The road ahead for cervical cancer prevention and control

Abstract

Since the early 1950s, Papanicolaou ("Pap") cytology screening has dramatically reduced cervical cancer mortality in most high-income settings. Currently, human papillomavirus (hpv) vaccination has the greatest potential to reduce the global burden of cervical cancer and precancerous lesions. However, as the prevalence of precancerous lesions declines, maintaining cytology as the primary screening test in settings with established programs might become less efficient. A reduction in test performance (sensitivity, specificity, and positive predictive value) would lead to an increase in unnecessary colposcopy referrals. Fortunately, hpv dna testing has emerged as a suitable candidate to replace cytology. Compared with the Pap test, hpv testing is less specific but much more sensitive in detecting high-grade precancerous lesions, less prone to human error, and more reproducible across settings. Linkage of hpv vaccination and screening registries could serve the added role of monitoring vaccine efficacy. As a triage test, cytology is expected to perform with sufficient accuracy because most hpv-positive smears would contain relevant abnormalities. This approach and others-for example, hpv testing followed by genotyping-are being evaluated in large population studies and have already been recommended in some settings. Other specific biomarkers that might perform well for screening and triage include hpv E6/E7 messenger rna testing, methylation of host or viral genes, and p16(INK4a) staining. Considering the rapid pace of major discoveries and the anticipated arrival of a nonavalent hpv vaccine (currently in phase iii trials), the evidence base in this field has become an elusive target and will continue to be an obstacle for policymakers.

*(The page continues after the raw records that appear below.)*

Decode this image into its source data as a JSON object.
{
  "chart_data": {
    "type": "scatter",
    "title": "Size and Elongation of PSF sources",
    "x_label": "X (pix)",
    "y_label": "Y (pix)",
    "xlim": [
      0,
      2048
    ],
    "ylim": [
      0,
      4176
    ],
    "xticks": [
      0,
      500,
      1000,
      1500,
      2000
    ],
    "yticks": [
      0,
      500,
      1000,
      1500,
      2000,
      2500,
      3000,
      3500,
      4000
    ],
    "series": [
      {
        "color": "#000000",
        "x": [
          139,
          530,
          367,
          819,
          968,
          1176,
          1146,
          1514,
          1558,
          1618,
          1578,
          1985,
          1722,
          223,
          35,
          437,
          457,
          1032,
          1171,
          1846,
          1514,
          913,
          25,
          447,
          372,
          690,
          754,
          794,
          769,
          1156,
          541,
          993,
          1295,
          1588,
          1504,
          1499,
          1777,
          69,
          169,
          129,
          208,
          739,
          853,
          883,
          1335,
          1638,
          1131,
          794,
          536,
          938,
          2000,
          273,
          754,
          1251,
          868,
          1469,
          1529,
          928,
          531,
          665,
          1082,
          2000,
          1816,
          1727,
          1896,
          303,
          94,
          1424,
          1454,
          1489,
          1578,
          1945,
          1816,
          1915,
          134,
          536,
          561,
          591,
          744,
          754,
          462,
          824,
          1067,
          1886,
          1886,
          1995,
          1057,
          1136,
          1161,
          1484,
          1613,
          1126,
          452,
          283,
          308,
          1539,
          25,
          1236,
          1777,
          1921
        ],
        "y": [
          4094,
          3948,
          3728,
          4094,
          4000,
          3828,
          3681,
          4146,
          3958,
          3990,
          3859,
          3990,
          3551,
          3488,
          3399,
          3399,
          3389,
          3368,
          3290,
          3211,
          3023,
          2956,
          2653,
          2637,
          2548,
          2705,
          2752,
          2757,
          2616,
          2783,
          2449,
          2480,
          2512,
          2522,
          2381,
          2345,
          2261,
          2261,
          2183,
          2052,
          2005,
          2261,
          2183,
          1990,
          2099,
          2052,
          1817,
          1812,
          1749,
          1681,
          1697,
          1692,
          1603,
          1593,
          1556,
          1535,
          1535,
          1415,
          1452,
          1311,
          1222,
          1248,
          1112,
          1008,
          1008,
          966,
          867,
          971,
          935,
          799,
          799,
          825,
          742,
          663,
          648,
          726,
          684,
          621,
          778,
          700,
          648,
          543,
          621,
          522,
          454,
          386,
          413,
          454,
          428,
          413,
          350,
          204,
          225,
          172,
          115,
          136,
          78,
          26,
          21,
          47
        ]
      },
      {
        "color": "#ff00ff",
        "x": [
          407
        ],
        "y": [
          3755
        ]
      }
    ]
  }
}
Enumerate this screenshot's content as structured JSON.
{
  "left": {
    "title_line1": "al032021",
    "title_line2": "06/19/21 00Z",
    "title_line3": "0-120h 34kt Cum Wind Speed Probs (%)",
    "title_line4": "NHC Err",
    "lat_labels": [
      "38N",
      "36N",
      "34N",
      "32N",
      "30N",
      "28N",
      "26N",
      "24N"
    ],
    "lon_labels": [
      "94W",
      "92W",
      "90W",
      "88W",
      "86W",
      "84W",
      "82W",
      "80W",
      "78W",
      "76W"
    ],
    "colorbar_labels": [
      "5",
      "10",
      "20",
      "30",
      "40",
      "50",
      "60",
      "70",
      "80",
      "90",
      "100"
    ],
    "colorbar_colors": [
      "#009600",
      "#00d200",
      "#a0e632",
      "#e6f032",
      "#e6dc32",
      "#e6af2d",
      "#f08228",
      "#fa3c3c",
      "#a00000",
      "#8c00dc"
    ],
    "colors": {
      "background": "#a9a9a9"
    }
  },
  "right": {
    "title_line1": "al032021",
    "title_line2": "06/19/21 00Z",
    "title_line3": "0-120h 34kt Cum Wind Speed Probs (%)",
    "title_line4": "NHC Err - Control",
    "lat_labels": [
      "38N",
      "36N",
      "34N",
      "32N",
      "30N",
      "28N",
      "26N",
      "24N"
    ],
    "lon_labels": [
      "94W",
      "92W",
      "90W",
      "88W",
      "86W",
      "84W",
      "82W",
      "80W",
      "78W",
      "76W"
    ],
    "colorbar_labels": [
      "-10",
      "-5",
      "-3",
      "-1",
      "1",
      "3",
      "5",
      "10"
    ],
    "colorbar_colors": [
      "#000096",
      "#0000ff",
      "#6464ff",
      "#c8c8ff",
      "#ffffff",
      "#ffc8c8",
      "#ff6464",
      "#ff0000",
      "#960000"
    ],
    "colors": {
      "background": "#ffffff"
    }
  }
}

Keywords: Cervical cancer; human papillomavirus; screening; vaccination.

FIGURE 1

Proposed generic algorithm for opportunistic or organized cervical cancer screening that uses human papilloma virus (hpv) testing as the primary test, followed by triage with Pap cytology or genotyping [hpv 16 and 18 and possibly other high oncogenic risk (hr) hpv types]; modified from Cuzick et al., 2008. The cytologic grade threshold and definition of extended screening interval may vary according to local preferences and be modified as new evidence from screening studies becomes available. asc-us = atypical squamous cells of undetermined significance; bmd = borderline or mild dyskaryosis.

FIGURE 2

Opportunities for prevention at various ages and times along the pathway from exposure, acquisition, and persistence of the human papilloma virus (hpv) to development of preinvasive lesions. The boxes within the large arrow depict the natural history of cervical carcinogenesis. At each step during this process, most cases will regress. In the absence of screening, only a very small fraction would be expected to progress to invasive cervical cancer. Targeted age groups for vaccination (9–26 years, including “catch-up”) and screening (21–65 years) presented here are based on current recommendations in the United States. In Canada, the only difference is that women less than 25 years of age are not advised to initiate screening, according to guidelines from the Canadian Task Force on Preventive Health Care. hr-hpv = high oncogenic risk hpv.